Deleuze abre a segunda seção do texto lembrando que o movimento de desdobramento de virtualidades a partir do atual coexiste com outro movimento de aproximação do atual de seu virtual. A teoria bergsoniana das lembranças é evocada (assim como A Dama de Xangai) para tratar da crescente indiscernibilidade (ou alternância) entre o atual e o virtual neste segundo movimento, que culmina com a imagem do cristal.

Essa troca perpétua entre o virtual e o atual define um cristal. (Deleuze 1996:54)

Deleuze então distingue a singularização/atualização (definida pela propagação de virtuais a partir de um atual) da individuação/cristalização (definida pela alternância entre um atual e o seu virtual).

A pura virtualidade não tem mais que se atualizar, uma vez que é estritamente correlativa ao atual com o qual forma o menor circuito. (Deleuze 1996:54)

Deleuze prossegue então para demonstrar como a mesma relação entre o atual e o virtual nas variantes singularização/atualização e individuação/cristalização opera na compreensão do “Tempo”:

Os dois aspectos do tempo, a imagem atual do presente que passa e a imagem virtual do passado que se conserva, distinguem-se na atualização, tendo simultaneamente um limite inassinalável, mas intercambiam-se na cristalização até se tornarem indiscerníveis, cada um apropriando-se do papel do outro. (Deleuze 1996:55)

E sintetiza o argumento desenvolvido até aqui:

A relação do atual com o virtual constitui sempre um circuito, mas de duas maneiras: ora o atual remete a virtuais como a outras coisas em vastos circuitos, onde o virtual se atualiza, ora o atual remete ao virtual como a seu próprio virtual, nos menores circuitos onde o virtual cristaliza com o atual. O plano de imanência contém a um só tempo a atualização como relação do virtual com outros termos, e mesmo o atual como termo com o qual o virtual se intercambia. (Deleuze 1996:55-6)

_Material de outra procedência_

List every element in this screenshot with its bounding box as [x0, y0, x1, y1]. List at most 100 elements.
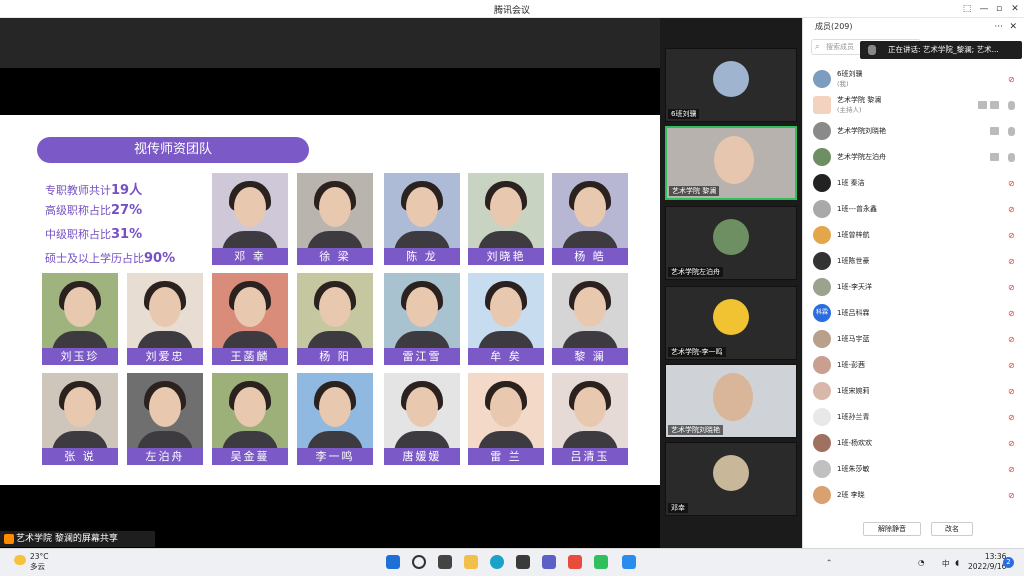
tencent-meeting-icon[interactable] — [622, 555, 636, 569]
avatar — [813, 148, 831, 166]
teacher-photo: 张 说 — [42, 373, 118, 465]
mic-muted-icon[interactable]: ⊘ — [1008, 205, 1015, 214]
teacher-photo: 雷江雪 — [384, 273, 460, 365]
member-row[interactable]: 1班-李天洋 ⊘ — [803, 274, 1024, 300]
avatar — [813, 96, 831, 114]
member-row[interactable]: 1班---曾永鑫 ⊘ — [803, 196, 1024, 222]
teacher-photo: 唐媛媛 — [384, 373, 460, 465]
member-row[interactable]: 艺术学院 黎澜 (主持人) — [803, 92, 1024, 118]
notification-badge[interactable]: 2 — [1003, 557, 1014, 568]
member-row[interactable]: 1班-彭茜 ⊘ — [803, 352, 1024, 378]
video-tile[interactable]: 6班刘骥 — [665, 48, 797, 122]
member-row[interactable]: 6班刘骥 (我) ⊘ — [803, 66, 1024, 92]
member-row[interactable]: 艺术学院刘晓艳 — [803, 118, 1024, 144]
mic-muted-icon[interactable]: ⊘ — [1008, 335, 1015, 344]
camera-icon[interactable] — [990, 127, 999, 135]
wifi-icon[interactable]: ◔ — [918, 558, 925, 567]
avatar — [813, 174, 831, 192]
more-icon[interactable]: ··· — [994, 18, 1003, 36]
mic-muted-icon[interactable]: ⊘ — [1008, 361, 1015, 370]
teacher-photo: 黎 澜 — [552, 273, 628, 365]
close-icon[interactable]: ✕ — [1009, 18, 1017, 36]
mic-muted-icon[interactable]: ⊘ — [1008, 413, 1015, 422]
stat-line: 硕士及以上学历占比90% — [45, 251, 176, 266]
avatar — [713, 61, 749, 97]
mic-muted-icon[interactable]: ⊘ — [1008, 179, 1015, 188]
mic-muted-icon[interactable]: ⊘ — [1008, 439, 1015, 448]
avatar — [713, 455, 749, 491]
close-button[interactable]: ✕ — [1008, 2, 1022, 16]
store-icon[interactable] — [516, 555, 530, 569]
video-gallery: 6班刘骥 艺术学院 黎澜 艺术学院左泊舟 艺术学院-李一鸣 艺术学院刘晓艳 邓幸 — [660, 18, 802, 548]
share-icon — [4, 533, 14, 544]
video-tile[interactable]: 艺术学院刘晓艳 — [665, 364, 797, 438]
stat-line: 专职教师共计19人 — [45, 183, 143, 198]
weather-widget[interactable]: 23°C 多云 — [14, 552, 49, 572]
mic-muted-icon[interactable]: ⊘ — [1008, 75, 1015, 84]
edge-browser-icon[interactable] — [490, 555, 504, 569]
chevron-up-icon[interactable]: ⌃ — [826, 558, 832, 567]
screen-share-icon — [978, 101, 987, 109]
mic-muted-icon[interactable]: ⊘ — [1008, 257, 1015, 266]
search-icon[interactable] — [412, 555, 426, 569]
mic-muted-icon[interactable]: ⊘ — [1008, 309, 1015, 318]
stat-line: 中级职称占比31% — [45, 227, 143, 242]
video-tile-active-speaker[interactable]: 艺术学院 黎澜 — [665, 126, 797, 200]
avatar — [813, 70, 831, 88]
member-row[interactable]: 科霖 1班吕科霖 ⊘ — [803, 300, 1024, 326]
task-view-icon[interactable] — [438, 555, 452, 569]
member-row[interactable]: 1班马宇蓝 ⊘ — [803, 326, 1024, 352]
avatar — [813, 408, 831, 426]
camera-icon[interactable] — [990, 153, 999, 161]
app-icon[interactable] — [542, 555, 556, 569]
clock[interactable]: 13:36 2022/9/16 — [968, 552, 1006, 572]
avatar — [813, 278, 831, 296]
teacher-photo: 吕清玉 — [552, 373, 628, 465]
video-tile[interactable]: 艺术学院左泊舟 — [665, 206, 797, 280]
video-tile[interactable]: 艺术学院-李一鸣 — [665, 286, 797, 360]
member-row[interactable]: 1班曾梓航 ⊘ — [803, 222, 1024, 248]
maximize-button[interactable]: ▫ — [992, 2, 1006, 16]
members-panel: 成员(209) ··· ✕ ⌕ 搜索成员 6班刘骥 (我) ⊘ 艺术学院 黎澜 (主持人… — [802, 18, 1024, 548]
member-row[interactable]: 1班孙兰青 ⊘ — [803, 404, 1024, 430]
mic-icon[interactable] — [1008, 153, 1015, 162]
member-row[interactable]: 1班朱莎敏 ⊘ — [803, 456, 1024, 482]
teacher-photo: 王菡麟 — [212, 273, 288, 365]
camera-icon[interactable] — [990, 101, 999, 109]
member-row[interactable]: 2班 李晓 ⊘ — [803, 482, 1024, 508]
stat-line: 高级职称占比27% — [45, 203, 143, 218]
avatar — [813, 460, 831, 478]
teacher-photo: 徐 梁 — [297, 173, 373, 265]
minimize-button[interactable]: — — [977, 2, 991, 16]
windows-start-icon[interactable] — [386, 555, 400, 569]
unmute-all-button[interactable]: 解除静音 — [863, 522, 921, 536]
mic-muted-icon[interactable]: ⊘ — [1008, 465, 1015, 474]
member-row[interactable]: 艺术学院左泊舟 — [803, 144, 1024, 170]
avatar — [713, 373, 753, 421]
mic-muted-icon[interactable]: ⊘ — [1008, 231, 1015, 240]
file-explorer-icon[interactable] — [464, 555, 478, 569]
avatar — [813, 122, 831, 140]
teacher-photo: 雷 兰 — [468, 373, 544, 465]
mic-muted-icon[interactable]: ⊘ — [1008, 283, 1015, 292]
mic-icon[interactable] — [1008, 127, 1015, 136]
pin-button[interactable]: ⬚ — [960, 2, 974, 16]
mic-icon[interactable] — [1008, 101, 1015, 110]
mic-muted-icon[interactable]: ⊘ — [1008, 491, 1015, 500]
avatar — [713, 219, 749, 255]
member-row[interactable]: 1班 秦洁 ⊘ — [803, 170, 1024, 196]
member-row[interactable]: 1班宋婉莉 ⊘ — [803, 378, 1024, 404]
member-row[interactable]: 1班-杨欢欢 ⊘ — [803, 430, 1024, 456]
rename-button[interactable]: 改名 — [931, 522, 973, 536]
search-icon: ⌕ — [815, 42, 820, 51]
tencent-meeting-window: { "window": {"title": "腾讯会议", "controls"… — [0, 0, 1024, 576]
mic-muted-icon[interactable]: ⊘ — [1008, 387, 1015, 396]
speaker-icon[interactable]: ◖ — [955, 558, 959, 567]
ime-indicator[interactable]: 中 — [942, 558, 950, 569]
speaking-indicator: 正在讲话: 艺术学院_黎澜; 艺术... — [860, 41, 1022, 59]
wechat-icon[interactable] — [594, 555, 608, 569]
member-row[interactable]: 1班陈世豪 ⊘ — [803, 248, 1024, 274]
teacher-photo: 吴金蔓 — [212, 373, 288, 465]
video-tile[interactable]: 邓幸 — [665, 442, 797, 516]
app-icon[interactable] — [568, 555, 582, 569]
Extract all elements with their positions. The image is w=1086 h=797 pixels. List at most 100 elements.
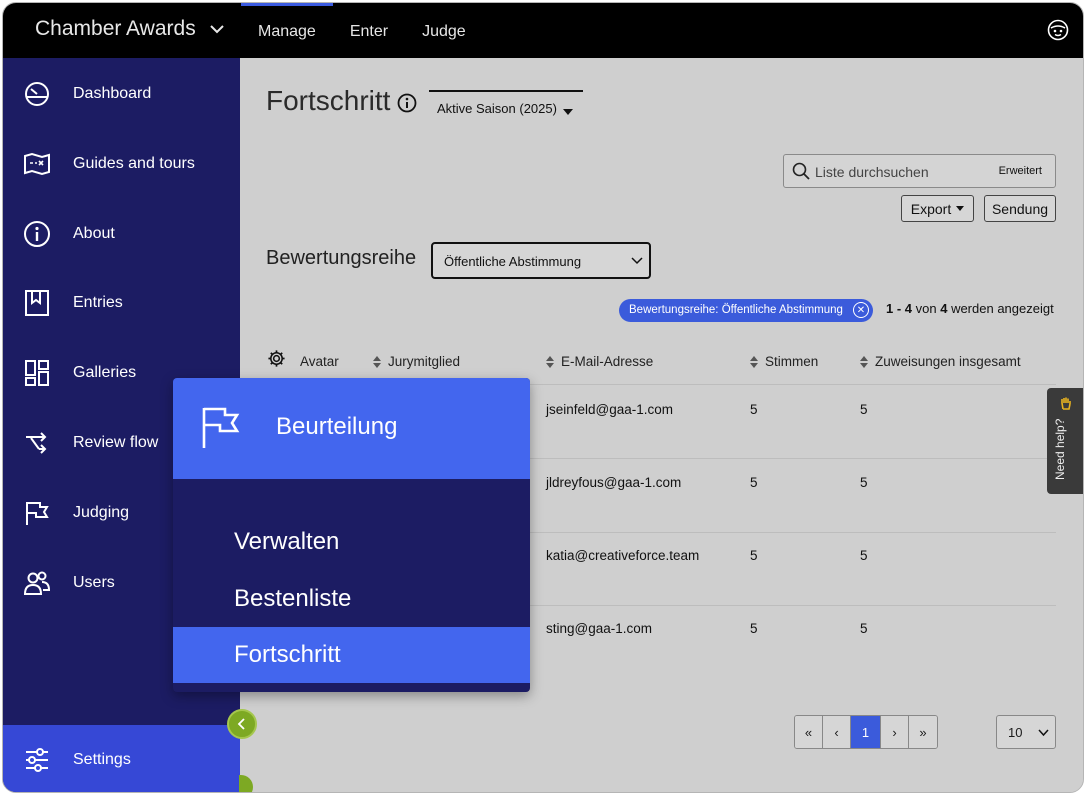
sort-icon [750,355,759,368]
col-header-judge-label: Jurymitglied [388,354,461,369]
col-header-email-label: E-Mail-Adresse [561,354,654,369]
info-icon[interactable] [397,93,417,113]
chevron-down-icon [209,25,224,34]
flyout-title: Beurteilung [276,413,398,440]
top-nav: Manage Enter Judge [241,3,483,58]
email-cell: jldreyfous@gaa-1.com [546,475,682,490]
col-header-votes[interactable]: Stimmen [750,354,818,369]
per-page-select[interactable]: 10 [996,715,1056,749]
sidebar-item-guides[interactable]: Guides and tours [3,134,240,194]
chevron-left-icon [237,718,245,730]
judging-flyout-menu: Beurteilung Verwalten Bestenliste Fortsc… [173,378,530,692]
sidebar-item-about[interactable]: About [3,204,240,264]
assignments-cell: 5 [860,621,868,636]
pagination: « ‹ 1 › » [794,715,938,749]
sidebar-item-label: About [73,225,115,242]
sidebar-item-label: Entries [73,294,123,311]
filter-chip[interactable]: Bewertungsreihe: Öffentliche Abstimmung … [619,299,873,322]
email-cell: jseinfeld@gaa-1.com [546,402,674,417]
next-page-button[interactable]: › [881,716,909,748]
col-header-judge[interactable]: Jurymitglied [373,354,460,369]
sidebar-item-label: Guides and tours [73,155,195,172]
export-button[interactable]: Export [901,195,974,222]
count-von: von [912,301,941,316]
export-label: Export [910,200,952,217]
sidebar-item-label: Judging [73,504,130,521]
last-page-button[interactable]: » [909,716,937,748]
prev-page-button[interactable]: ‹ [823,716,851,748]
sidebar-item-settings[interactable]: Settings [3,725,240,792]
sort-icon [373,355,382,368]
flyout-item-label: Bestenliste [234,585,352,612]
nav-manage[interactable]: Manage [241,3,333,58]
round-select-value: Öffentliche Abstimmung [444,254,582,269]
flyout-item-verwalten[interactable]: Verwalten [173,514,530,570]
advanced-search-link[interactable]: Erweitert [999,165,1042,177]
search-box: Erweitert [783,154,1056,188]
user-avatar-icon[interactable] [1047,19,1069,41]
search-icon [792,162,810,180]
review-flow-icon [23,429,51,457]
sliders-icon [23,746,51,774]
app-window: Chamber Awards Manage Enter Judge Dashbo… [2,2,1084,793]
nav-enter-label: Enter [349,23,389,40]
votes-cell: 5 [750,402,758,417]
col-header-assignments-label: Zuweisungen insgesamt [875,354,1021,369]
sidebar-item-label: Users [73,574,115,591]
assignments-cell: 5 [860,402,868,417]
dashboard-icon [23,80,51,108]
votes-cell: 5 [750,548,758,563]
nav-judge-label: Judge [422,23,466,40]
need-help-label: Need help? [1053,418,1067,480]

As últimas frases desta seção (e do texto) explicitam a importante distinção entre uma relação entre atuais e uma relação do atual com o virtual.

Em todos os casos, a relação do atual com o virtual não é a que se pode estabelecer entre dois atuais. Os atuais implicam indivíduos já constituídos, e determinações por pontos ordinários; ao passo que a relação entre o atual e o virtual forma uma individuação em ato ou uma singularização por pontos relevantes a serem determinados em cada caso.(Deleuze 1996:5)

Assim como nos livros de Deleuze sobre cinema, a teoria bergsoniana das imagens é central para a argumentação. O processo de cristalização também aparecerá no conceito deleuziano de imagem-tempo. Quanto à oposição “pontos ordinários”X”pontos relevantes”, pode ser relacionada à Etologia que ele encontrou em Von Uexküll e relacionou à Ética de Espinosa.